64-year-old female with a history of depression on escitalopram and quetiapine initially presented from outside provider with right-sided abdominal and flank pain who was later diagnosed with hydronephrosis with ureteral dilation secondary to high grade mid-ureteral transitional cell carcinoma. The patient was scheduled for right sided robotic nephroureterectomy.
The preoperative evaluation was unremarkable. The patient was induced with 50mcg fentanyl, 30mg lidocaine, 130mg propofol, and 100mg succinylcholine. Grade one view was seen on intubation and endotracheal tube was placed without complications. The patient was initially maintained on sevoflurane which was later changed to desflurane. Other maintenance medications included additional doses of fentanyl and hydromorphone. The patient was paralyzed throughout the case using vecuronium. The case proceeded uneventfully.

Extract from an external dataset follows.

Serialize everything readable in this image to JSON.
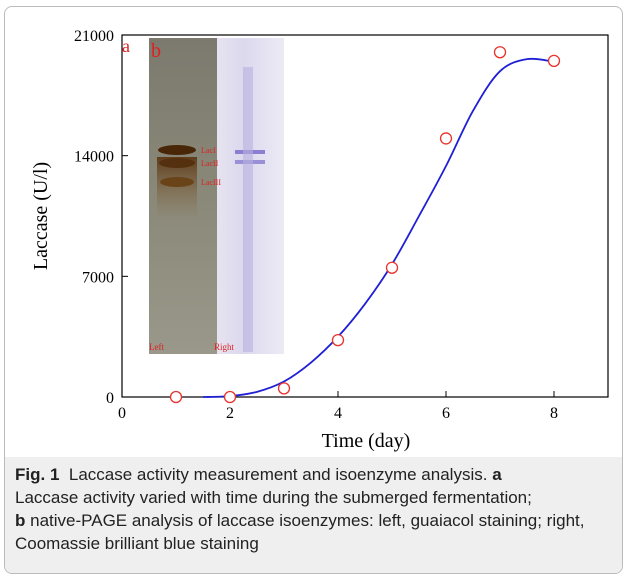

Postoperatively the patient was noted to be restless and disoriented. In the post anesthesia care unit, the patient was maintained on 10L O2 by simple face mask. On physical exam, the patient was noted to have bilateral chest and neck crepitus. A chest x-ray was ordered and were reviewed briefly at bedside. The patient continued to complain of pain though remained disoriented, drowsy, and unable to effectively communicate. The patient was weaned to 6L O2 by simple face mask and transferred to the floor.
The patient was weaned to 2-3L O2 by nasal cannula on the floor. The anesthesia team was called to beside to evaluate for confusion. It was determined that her presentation was consistent with postoperative hypoactive delirium given stable vital signs, no hypoxia on 2-3L O2 by nasal cannula, and normal laboratory values. Again bilateral chest and neck crepitus was noted and thought to be secondary to the laparoscopic procedure.

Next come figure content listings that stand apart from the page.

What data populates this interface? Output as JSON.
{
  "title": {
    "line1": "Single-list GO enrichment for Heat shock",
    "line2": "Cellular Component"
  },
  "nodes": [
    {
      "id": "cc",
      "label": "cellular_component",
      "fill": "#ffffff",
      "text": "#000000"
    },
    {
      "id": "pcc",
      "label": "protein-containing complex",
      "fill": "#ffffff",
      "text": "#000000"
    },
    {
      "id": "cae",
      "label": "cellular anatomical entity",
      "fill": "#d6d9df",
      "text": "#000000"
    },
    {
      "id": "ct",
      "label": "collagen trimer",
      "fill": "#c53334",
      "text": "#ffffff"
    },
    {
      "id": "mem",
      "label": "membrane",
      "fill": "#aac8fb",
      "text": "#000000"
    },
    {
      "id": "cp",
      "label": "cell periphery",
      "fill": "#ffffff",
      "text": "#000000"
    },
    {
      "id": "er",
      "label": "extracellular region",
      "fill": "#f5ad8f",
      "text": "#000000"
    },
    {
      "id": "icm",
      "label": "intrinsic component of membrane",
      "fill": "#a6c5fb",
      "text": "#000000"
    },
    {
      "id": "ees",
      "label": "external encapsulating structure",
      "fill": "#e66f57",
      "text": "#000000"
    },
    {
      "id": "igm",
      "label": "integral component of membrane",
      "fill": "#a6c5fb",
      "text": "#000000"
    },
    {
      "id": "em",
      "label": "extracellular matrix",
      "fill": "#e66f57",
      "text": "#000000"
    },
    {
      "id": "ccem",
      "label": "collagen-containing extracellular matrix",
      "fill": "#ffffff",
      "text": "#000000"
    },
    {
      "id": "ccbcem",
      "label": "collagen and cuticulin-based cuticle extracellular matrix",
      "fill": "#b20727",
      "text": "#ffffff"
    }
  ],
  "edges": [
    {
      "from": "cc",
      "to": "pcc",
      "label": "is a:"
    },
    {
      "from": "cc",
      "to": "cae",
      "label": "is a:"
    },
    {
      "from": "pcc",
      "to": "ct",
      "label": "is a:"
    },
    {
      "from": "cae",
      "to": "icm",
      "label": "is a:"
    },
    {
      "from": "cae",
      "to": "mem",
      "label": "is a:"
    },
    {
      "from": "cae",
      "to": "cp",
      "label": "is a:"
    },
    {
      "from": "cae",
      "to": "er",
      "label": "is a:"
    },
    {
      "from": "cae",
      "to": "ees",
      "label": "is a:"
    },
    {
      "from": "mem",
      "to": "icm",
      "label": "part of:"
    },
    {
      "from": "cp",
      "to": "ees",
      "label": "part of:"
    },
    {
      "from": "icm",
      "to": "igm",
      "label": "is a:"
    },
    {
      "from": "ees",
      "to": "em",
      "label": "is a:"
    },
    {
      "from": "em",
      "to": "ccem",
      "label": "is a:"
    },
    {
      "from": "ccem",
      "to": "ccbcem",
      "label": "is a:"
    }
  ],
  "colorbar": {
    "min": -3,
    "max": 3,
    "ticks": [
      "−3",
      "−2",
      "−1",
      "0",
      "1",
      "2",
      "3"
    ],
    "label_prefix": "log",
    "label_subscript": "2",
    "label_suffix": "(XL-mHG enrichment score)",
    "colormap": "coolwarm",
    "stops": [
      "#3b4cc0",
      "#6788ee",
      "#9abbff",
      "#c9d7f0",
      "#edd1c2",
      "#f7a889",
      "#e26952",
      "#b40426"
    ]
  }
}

On POD#1, final radiologist interpretation of the chest x-ray taken in PACU revealed large right-sided pneumothorax, extensive chest wall and lower neck soft tissue emphysema, pneumomediastinum, and mild pneumoperitoneum. Based on radiographic findings a chest tube was placed with re-expansion of the right lung. An attempt to transition the chest tube to water seal on POD#2 failed due to re-accumulation of the pneumothorax. Subsequent attempt to transition the chest tube to water seal on POD#4 was successful. The chest tube was eventually removed on POD#5. There was no re-accumulation of the pneumothorax 4 hours following chest tube removal on chest x-ray. The patient was discharged without further complications.